60 minutes daily, non-negotiable. Replace your regular cooking oil with extra virgin olive oil.
Cut salt intake to less than 1 teaspoon per day.
Cut sugar and sugary foods. Add soluble fibre to your diet.
Oats, barley, vegetables, fruits. Heavily.
Start eating olives, rinsed off their cured salt, 5-7 a day… ”
He winced inwardly. She capped her pen, gathered the sheets and slipped them all into their respective folders before pushing them back to him, her prescription on top.
He eyed it. It was written on the back of his old report.
No letterhead. Just a sign at the bottom that could mean anything from Raita to KDrama.
Good handwriting, pathetic signature. And no letterhead.
“If you are a doctor,” he gathered the documents back. “Where is your letterhead?”
“Your GP will build out your prescription from this. Any other questions?”
“And who should I say wrote this?” He held the paper up, squinting. “Raita, KDrama or Dr. Kaapadia.”
“Kapadia.”
“Kaapadia, kaapad means cotton in Gujarati, Kaapadia are those who deal in cottons,” he corrected, because he was that petty, and had just been given the good news that he was not about to get an invasive procedure. And he had control to wrest from her.
“You may book your next appointment at the reception, Mr. Patel.”
“Hopefully not with you.”
“Absolutely not with me. Dr. Shravan will be back this weekend. I have written weekly follow-ups, but you can ask your GP to figure it out just as they would figure out the name there.”
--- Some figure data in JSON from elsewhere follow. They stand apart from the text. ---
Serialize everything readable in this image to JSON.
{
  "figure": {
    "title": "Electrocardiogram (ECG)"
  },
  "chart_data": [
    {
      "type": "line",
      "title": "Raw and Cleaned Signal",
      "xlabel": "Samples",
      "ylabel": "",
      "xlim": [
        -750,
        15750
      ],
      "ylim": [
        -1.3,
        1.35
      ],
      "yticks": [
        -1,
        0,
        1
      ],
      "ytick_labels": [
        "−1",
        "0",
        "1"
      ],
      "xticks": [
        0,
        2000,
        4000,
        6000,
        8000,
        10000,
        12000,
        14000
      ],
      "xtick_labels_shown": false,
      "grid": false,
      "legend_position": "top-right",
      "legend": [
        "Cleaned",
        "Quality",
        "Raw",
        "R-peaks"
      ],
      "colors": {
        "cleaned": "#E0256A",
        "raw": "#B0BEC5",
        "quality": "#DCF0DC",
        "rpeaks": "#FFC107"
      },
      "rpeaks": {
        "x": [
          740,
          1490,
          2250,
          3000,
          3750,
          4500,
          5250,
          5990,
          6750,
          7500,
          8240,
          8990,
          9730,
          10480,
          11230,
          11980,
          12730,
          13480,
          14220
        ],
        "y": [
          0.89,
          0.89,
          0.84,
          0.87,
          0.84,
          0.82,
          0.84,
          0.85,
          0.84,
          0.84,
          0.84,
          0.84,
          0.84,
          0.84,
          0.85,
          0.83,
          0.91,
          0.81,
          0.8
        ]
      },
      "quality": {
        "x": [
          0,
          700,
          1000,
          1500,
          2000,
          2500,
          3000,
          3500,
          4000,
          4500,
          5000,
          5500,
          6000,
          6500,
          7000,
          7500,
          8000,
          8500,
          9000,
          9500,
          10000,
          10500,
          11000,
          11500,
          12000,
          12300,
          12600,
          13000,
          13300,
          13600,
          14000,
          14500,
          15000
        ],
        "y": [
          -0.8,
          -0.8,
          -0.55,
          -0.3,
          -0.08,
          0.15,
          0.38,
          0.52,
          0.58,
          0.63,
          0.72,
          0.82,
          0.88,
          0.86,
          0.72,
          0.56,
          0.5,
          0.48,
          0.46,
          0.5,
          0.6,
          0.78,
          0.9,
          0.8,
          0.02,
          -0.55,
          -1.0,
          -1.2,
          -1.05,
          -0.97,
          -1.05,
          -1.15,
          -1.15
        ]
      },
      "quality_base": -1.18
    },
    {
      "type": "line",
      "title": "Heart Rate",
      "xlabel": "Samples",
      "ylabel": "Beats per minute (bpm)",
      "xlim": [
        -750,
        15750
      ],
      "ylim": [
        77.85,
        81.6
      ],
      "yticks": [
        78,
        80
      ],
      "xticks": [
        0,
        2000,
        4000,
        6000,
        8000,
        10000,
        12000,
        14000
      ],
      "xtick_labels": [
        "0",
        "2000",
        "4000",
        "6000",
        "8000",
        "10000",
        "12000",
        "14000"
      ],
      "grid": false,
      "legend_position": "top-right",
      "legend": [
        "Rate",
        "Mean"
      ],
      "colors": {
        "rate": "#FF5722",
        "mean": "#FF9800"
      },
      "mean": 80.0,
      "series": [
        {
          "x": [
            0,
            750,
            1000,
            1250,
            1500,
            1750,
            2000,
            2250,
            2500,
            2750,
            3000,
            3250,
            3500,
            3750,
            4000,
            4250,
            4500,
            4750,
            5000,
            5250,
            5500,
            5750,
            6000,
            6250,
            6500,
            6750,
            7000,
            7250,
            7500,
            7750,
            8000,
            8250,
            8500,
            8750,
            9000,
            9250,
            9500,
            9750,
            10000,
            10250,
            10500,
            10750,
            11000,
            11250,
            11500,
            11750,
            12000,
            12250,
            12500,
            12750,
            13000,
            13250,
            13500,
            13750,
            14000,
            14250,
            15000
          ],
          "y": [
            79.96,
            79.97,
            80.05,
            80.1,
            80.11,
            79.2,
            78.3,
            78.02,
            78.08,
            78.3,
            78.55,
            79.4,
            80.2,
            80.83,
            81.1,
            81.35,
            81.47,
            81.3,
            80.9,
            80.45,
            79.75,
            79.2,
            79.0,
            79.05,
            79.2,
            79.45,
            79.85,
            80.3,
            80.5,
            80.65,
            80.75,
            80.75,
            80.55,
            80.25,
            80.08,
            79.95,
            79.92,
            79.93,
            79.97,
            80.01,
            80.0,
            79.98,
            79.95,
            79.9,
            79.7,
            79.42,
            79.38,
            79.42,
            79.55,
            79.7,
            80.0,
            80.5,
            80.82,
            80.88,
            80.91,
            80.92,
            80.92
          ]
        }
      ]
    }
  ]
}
“So you agree it’s illegible.”
“To you.”
His eyes narrowed. Why was he unable to intimidate her or pull her down to his level?
“There’s a 12 noon show at PVR,” he went for the kill. “Want to accompany me to stare?”
“We’ve established whose profession it is to stare.”
He cocked his head — “I make it a point of staring only at muses. Alas.”
Her cool, cutting face turned cold. She did not say anything back again. A buzzer sounded. And the door opened to Anu Madam.
“All done, Doctor?” She walked in genially, no doubt to escort him out. The medical version of a security escort. Nilay stared a beat too long at the woman… the doctor in front of him. Then, because he couldn’t pull anything more from her —
“I’ll be at the ticket counter, Doctor.”